Incan Civilization -- the collapse of an indigenous empire and the rise of a pre-Capitalist state
Although they can provide powerful social networks for the individuals whom are enmeshed within them, individuals who are part of communally-based societies often owe more loyalty to their immediate family groups and kin structures of religion, rather than to than their nation-state or leader. This social and ideological fragmentation, as was characteristic of the indigenous social and political systems of the early modern Incas, can make unity between peoples quite difficult, even when unity is required for self-preservation during such periods as military impingements from the outside through invasion, or in the case of the Incan empire, the 'exploration' or conquest by the Spaniards.

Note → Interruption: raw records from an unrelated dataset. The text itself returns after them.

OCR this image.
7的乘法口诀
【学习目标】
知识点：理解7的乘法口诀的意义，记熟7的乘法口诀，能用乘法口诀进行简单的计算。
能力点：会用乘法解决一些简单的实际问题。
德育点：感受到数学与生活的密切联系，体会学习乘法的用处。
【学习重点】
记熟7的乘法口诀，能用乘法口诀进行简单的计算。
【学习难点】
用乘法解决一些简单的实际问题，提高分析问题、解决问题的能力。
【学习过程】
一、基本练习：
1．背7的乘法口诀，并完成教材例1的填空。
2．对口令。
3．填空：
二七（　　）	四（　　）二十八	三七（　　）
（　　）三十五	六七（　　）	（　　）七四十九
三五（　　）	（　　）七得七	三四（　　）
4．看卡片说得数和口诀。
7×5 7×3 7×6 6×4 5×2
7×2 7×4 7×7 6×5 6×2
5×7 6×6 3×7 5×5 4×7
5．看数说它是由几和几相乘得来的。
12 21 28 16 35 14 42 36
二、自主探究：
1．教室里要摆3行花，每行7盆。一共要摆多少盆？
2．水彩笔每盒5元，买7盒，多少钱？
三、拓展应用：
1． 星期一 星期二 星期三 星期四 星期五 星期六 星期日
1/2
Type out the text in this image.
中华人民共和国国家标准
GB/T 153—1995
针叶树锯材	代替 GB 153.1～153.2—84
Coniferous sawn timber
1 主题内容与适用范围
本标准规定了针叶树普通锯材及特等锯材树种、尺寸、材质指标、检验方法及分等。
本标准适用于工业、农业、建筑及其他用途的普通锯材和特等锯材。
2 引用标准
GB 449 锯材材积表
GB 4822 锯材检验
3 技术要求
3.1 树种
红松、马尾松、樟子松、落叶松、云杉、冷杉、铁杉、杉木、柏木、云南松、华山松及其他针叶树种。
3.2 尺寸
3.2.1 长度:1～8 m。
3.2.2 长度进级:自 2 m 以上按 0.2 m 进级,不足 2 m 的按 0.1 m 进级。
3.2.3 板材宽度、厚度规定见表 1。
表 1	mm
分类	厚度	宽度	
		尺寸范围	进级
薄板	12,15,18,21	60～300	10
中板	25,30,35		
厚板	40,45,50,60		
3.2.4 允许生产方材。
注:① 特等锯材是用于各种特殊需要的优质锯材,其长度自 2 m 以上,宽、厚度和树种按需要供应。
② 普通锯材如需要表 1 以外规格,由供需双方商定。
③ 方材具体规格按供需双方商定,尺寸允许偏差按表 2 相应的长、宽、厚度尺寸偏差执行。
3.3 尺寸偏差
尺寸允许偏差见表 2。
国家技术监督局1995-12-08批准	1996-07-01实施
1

However, the conversion to new modalities of government and social relations can hardly be viewed as progress -- rather, the Spanish invasions of the Incan populations 1530s took pure advantage of the fissures caused by the civil wars of the region, and created an effective system of social repression, and finally a colonial empire that oppressed the indigenous people to the advantage of the colonizing Spanish. The subtitle of Thomas Patterson's book on this period is the Formation and Disintegration of a Pre-Capitalist State. Patterson suggests that the seeds of colonial oppression had within them the racist and oppressive structures that ultimately created a class system of rulers (Spanish-born) and ruled that was proto-capitalist in its schema of economic and personal oppression. The family relational style of Incan life was destroyed. The Spaniards assumed a level of authority that they could not have assumed back in their own land, which was characterized by more powerful institutional systems of rule, such as the monarchy and the powerful Catholic Church. Essentially, a new culture was created, but an inequitable one based not upon indigenous life or Spanish ideology, but dialectic of oppression.
Works Cited
Patterson, Thomas. The Incan Empire: the Formation and Disintegration of a Pre-Capitalist State. New York and Oxford: Berg Publishers Ltd., New York, 1991.